Cuurrr...
Something struck the surface of the water at high speed, creating a massive wave that sent the water into chaos.
In an instant, the world turned dark.
At the same time, Rayne began to regain consciousness. His body shivered, his throat was dry, and around him came only the faint creak of wood.
He opened his eyes—darkness.
The air was damp and heavy. The box he was hiding in now rocked gently, floating on something that moved.
Then he realized.
Water.
He was on water.
Rayne held his breath, then screamed as loud as he could, pounding the wooden wall with all his strength.
"HEY! HELP!" No answer.
His chest burned; the air inside the box was too thin, every breath felt like stealing oxygen from himself.
He kicked, scratched, but the thick wood did not move.
Water dripped through the cracks, making a tik… tik… tik… sound—like the ticking of time warning him it was almost up.
His hands bled, his nails broke, but he kept hammering the wall.
"Open… open…"
His voice was swallowed by the roar of the current outside.
Outside, the world was silent.
Only the sound of the current flowing beneath a dark ravine.
The sky above was covered by rock and storm clouds, making the water look like a living shadow.
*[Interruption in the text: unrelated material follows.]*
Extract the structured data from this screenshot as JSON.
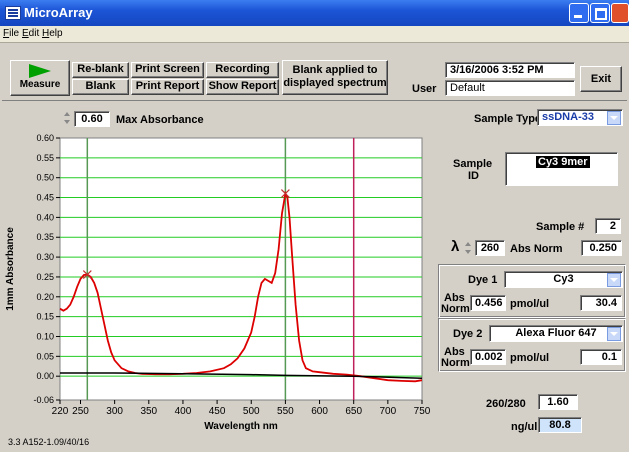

Thunder struck far in the distance, flashing light for an instant across the water's surface—just enough to reveal how tall the cliffs surrounding him were.
The box kept drifting, hitting rocks, spinning, then slowly being drawn into a stronger current.
Rayne pounded again, screamed again.
"I'M HERE! HELP!!" But… the sound of water devoured everything.
His face was now wet with the blood from his hands, and he could no longer move either of them.
Rayne kicked hard—once, twice—until the wood cracked.
The current grew wilder, shaking the box like a toy in the hands of something unseen.
"No… no… no!"
He kept kicking until the wood shattered and water burst in, drowning his body.
The last of his breath escaped his lungs as he tried to swim out of the wreckage.
The river swirled strangely.
Its current did not flow in one direction—but two.
The surface flowed east, while the riverbed pushed west, creating forces that collided against each other.
At their meeting point, the water spun into a massive vortex that pulled in anything passing above it.
That rare phenomenon was known among the ancients as the Two-Way Current.
Rayne tried to swim upward, but his body was pulled down.
He spun, slammed around, dragged into a tightening whirlpool.
His eyes burned from the current and the mud; his chest felt like it was on fire from lack of air.
"No… help…"
His voice vanished, cut off by the current.
Yet, within the crushing pressure, his mind stayed alive—refusing to fade.
He began to see shadows among the bubbles: his mother's face that never looked at him, his father's back walking away, his sister's mocking smile.
All appeared and vanished like light reflected on water.
Rayne tried to reach for those shadows, but his fingers only pierced the dark.
He no longer knew if he was even alive.
The water now felt like liquid metal—heavy and cold—crushing his joints one by one.
His collarbone cracked, his skin tore, but his mind didn't die—it kept fighting, for no reason he understood.
"Why…" he muttered, his voice barely audible. "Why was I born in that place…?"
And the current answered with silence.
His body spun rapidly toward the vortex's center, then was sucked down—into pitch-black darkness.
The last light from the world above vanished—not extinguished… but devoured.
---
The pressure around him changed. The water was no longer water.
It felt as if his body was being crushed, folded, then dropped into something else.
Another world—perhaps that was the most reasonable assumption for now.
Here, there was no direction, no color, no sound except for the fading beat of his heart.
Even that was slowly disappearing.
Rayne looked down—there was no down.
He looked up—there was no up.
He was floating in the middle of something cold and heavy, as if swallowed by a liquid that allowed no light in, no breath out.
Strangely, he felt as though his body was falling from above, yet he wasn't plunging downward, but descending slowly, as if some unseen force was holding and lowering him gently.
Rayne wanted to scream, but no voice came out.
He kept screaming without sound—until his throat no longer remembered how to cry.
In the darkness so deep he couldn't tell if his eyes were open or closed, once again he saw the faces of his family—or perhaps… they were no longer them.
Rayne stayed silent, no longer hoping.
He realized, maybe it was better this way.
The world above was quieter than this place.
In that silence, he heard something.
Not a sound.
More like a slow pulse from the bowels of the earth far beneath him—thump… thump… thump…
It wasn't coming from outside, but from within his own body, as though something was trying to tell him something through his heart.
Rayne looked down, and his eyes—or whatever was left of them—saw a faint shape moving below.
At first small.
Then larger.
Then… too large.
He wanted to run—but there was no ground.
He wanted to scream again—but there was no voice.
The only thing he could do was watch as thousands of eyes below stared back at him.